I am trying to make my way through Grove's Groups and Characters but am having some trouble with the following seemingly benign exercise:
If a group $G$ has a normal $p$-complement $K$ show that $K$ is unique, and hence $K$ char $G$. Show that $K = \{x \in G : p \nmid |x|\}$
I am not really sure where to go with this. A promising route seems to be via the second isomorphism theorem and comparing divisors of the order of the groups, but this hasn't led anywhere. A hint or solution would be much very much appreciated.
I can't quite see how the Second Isomorphism Theorem would help, but that doesn't mean it wouldn't. The key idea is that for any homomorphism $\phi : G \to H$, we have that $|\phi(g)|$ divides $|g|$. Stop reading now, if you want to think about that for a bit.
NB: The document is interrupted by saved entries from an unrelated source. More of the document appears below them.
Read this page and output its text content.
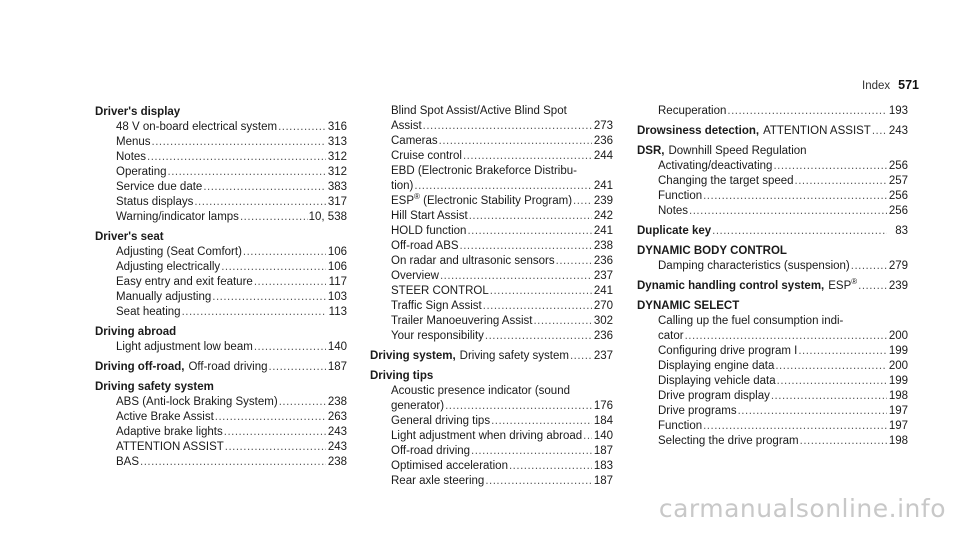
Index 571
Driver's display
48 V on-board electrical system .....	316
Menus .....	313
Notes .....	312
Operating .....	312
Service due date .....	383
Status displays .....	317
Warning/indicator lamps .....	10, 538
Driver's seat
Adjusting (Seat Comfort) .....	106
Adjusting electrically .....	106
Easy entry and exit feature .....	117
Manually adjusting .....	103
Seat heating .....	113
Driving abroad
Light adjustment low beam .....	140
Driving off-road, Off-road driving .....	187
Driving safety system
ABS (Anti-lock Braking System) .....	238
Active Brake Assist .....	263
Adaptive brake lights .....	243
ATTENTION ASSIST .....	243
BAS .....	238
Blind Spot Assist/Active Blind Spot
Assist .....	273
Cameras .....	236
Cruise control .....	244
EBD (Electronic Brakeforce Distribu-
tion) .....	241
ESP® (Electronic Stability Program) ..... 239
Hill Start Assist .....	242
HOLD function .....	241
Off-road ABS .....	238
On radar and ultrasonic sensors .....	236
Overview .....	237
STEER CONTROL .....	241
Traffic Sign Assist .....	270
Trailer Manoeuvering Assist .....	302
Your responsibility .....	236
Driving system, Driving safety system ..... 237
Driving tips
Acoustic presence indicator (sound
generator) .....	176
General driving tips .....	184
Light adjustment when driving abroad ..... 140
Off-road driving .....	187
Optimised acceleration .....	183
Rear axle steering .....	187
Recuperation .....	193
Drowsiness detection, ATTENTION ASSIST ..... 243
DSR, Downhill Speed Regulation
Activating/deactivating .....	256
Changing the target speed .....	257
Function .....	256
Notes .....	256
Duplicate key .....	83
DYNAMIC BODY CONTROL
Damping characteristics (suspension) .....	279
Dynamic handling control system, ESP® .....	239
DYNAMIC SELECT
Calling up the fuel consumption indi-
cator .....	200
Configuring drive program I .....	199
Displaying engine data .....	200
Displaying vehicle data .....	199
Drive program display .....	198
Drive programs .....	197
Function .....	197
Selecting the drive program .....	198
carmanualsonline.info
Consider $g \in G$, and the homomorphism $\pi: G \to G/K$. We know that:
$\bullet$ The order of $\pi(g)$ divides the order of $g$. Thus, if $p$ divides $\pi(g)$, $p$ must also divide $|g|$.
$\bullet$ The order of $G/K$ is a power of $p$, hence all non-identity elements of $G/K$ must have orders divisible by $p$.
If $p$ doesn't divide $|g|$, does $\pi$ have any choice about where to map $g$?